Cyble Research and Intelligence Labs (CRIL) has identified a stealthy Android spyware campaign specifically targeting individuals in South Korea. Active since June 2024, this malware exploits an Amazon AWS S3 bucket as its Command and Control (C&C) server, facilitating the exfiltration of sensitive personal data, including SMS messages, contacts, images, and videos.
The Android spyware in question has shown remarkable sophistication in its ability to remain undetected by major antivirus solutions. CRIL has documented four unique samples of this malware, all of which have exhibited a striking zero detection rate across various security engines.
Overview of the Android Spyware Campaign
Upon installation, users encounter a benign-looking interface that mimics legitimate applications such as live video streaming, adult content, refund processing, and interior design. The simplicity of the source code allows the spyware to operate with minimal permissions, primarily focusing on “READ_SMS,” “READ_CONTACTS,” and “READ_EXTERNAL_STORAGE.” This minimalist approach not only enhances its stealth but also highlights how even basic malware can effectively compromise sensitive information.

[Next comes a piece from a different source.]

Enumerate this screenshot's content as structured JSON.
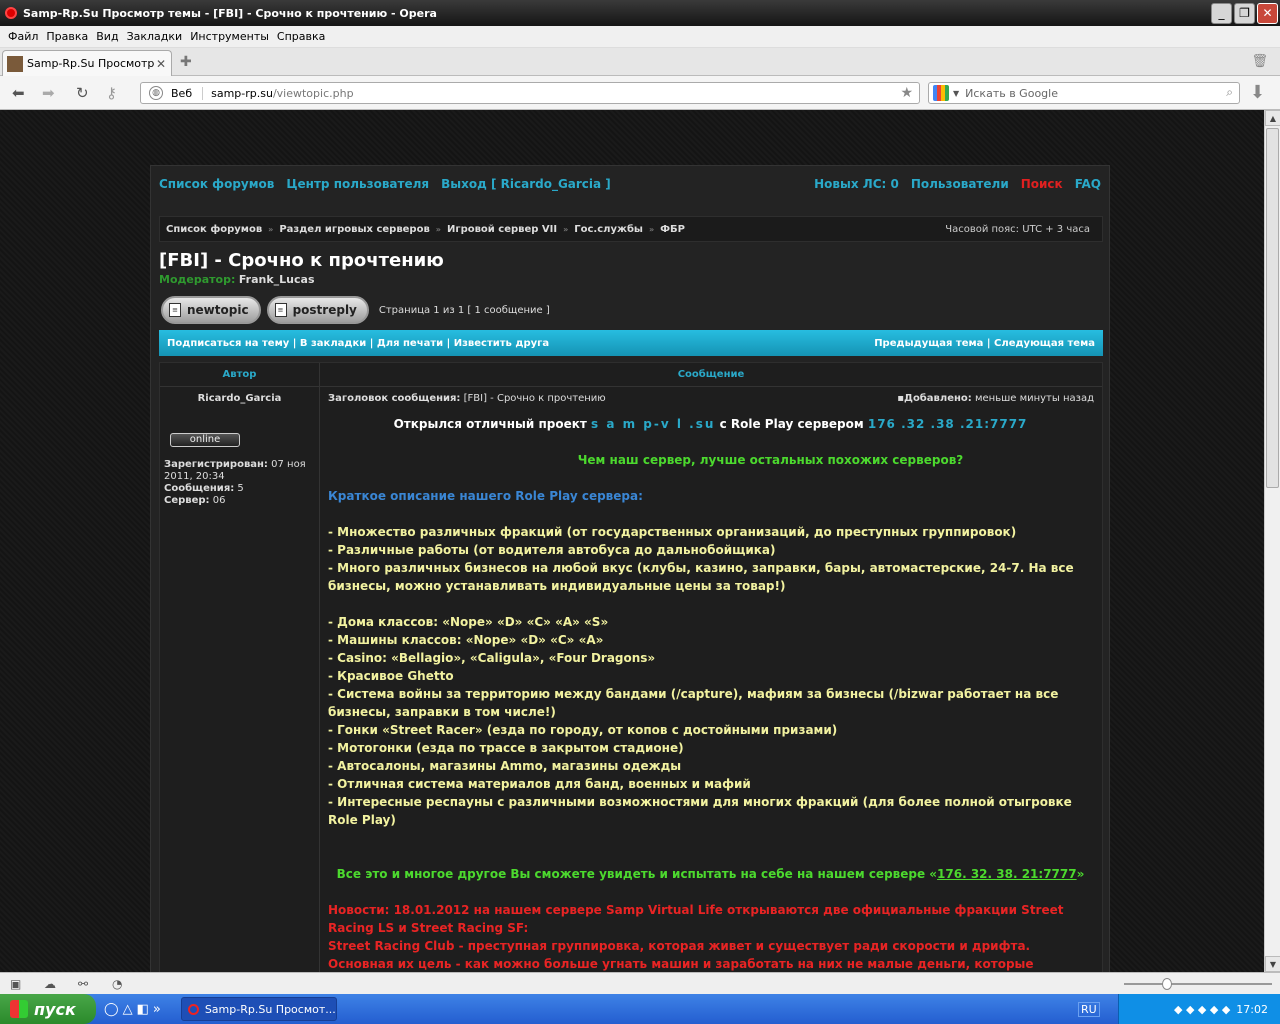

Once installed, the spyware requests necessary permissions from the user. Upon approval, it activates its malicious functionality through the Android API method known as onRequestPermissionsResult. The malware then collects data, including SMS messages and contacts, and stores them in JSON files. This stolen data is subsequently transmitted to the C&C server hosted on an Amazon AWS S3 bucket.
Exposed Data and Security Flaws
The data exfiltrated from infected devices is alarmingly stored openly on the Amazon AWS S3 bucket, allowing for easy access by the attackers. This oversight signifies a lapse in operational security. CRIL identified two malicious URLs distributing the spyware, both of which led to APK files capable of compromising devices. The URLs are:
- hxxps://refundkorea[.]cyou/REFUND%20KOREA.apk
- hxxps://bobocam365[.]icu/downloads/pnx01.apk
The exposure of sensitive data on the S3 bucket was alarming enough that CRIL reported the abuse to Amazon Trust and Safety. Following this intervention, access to the malicious URL was disabled, effectively preventing further data access.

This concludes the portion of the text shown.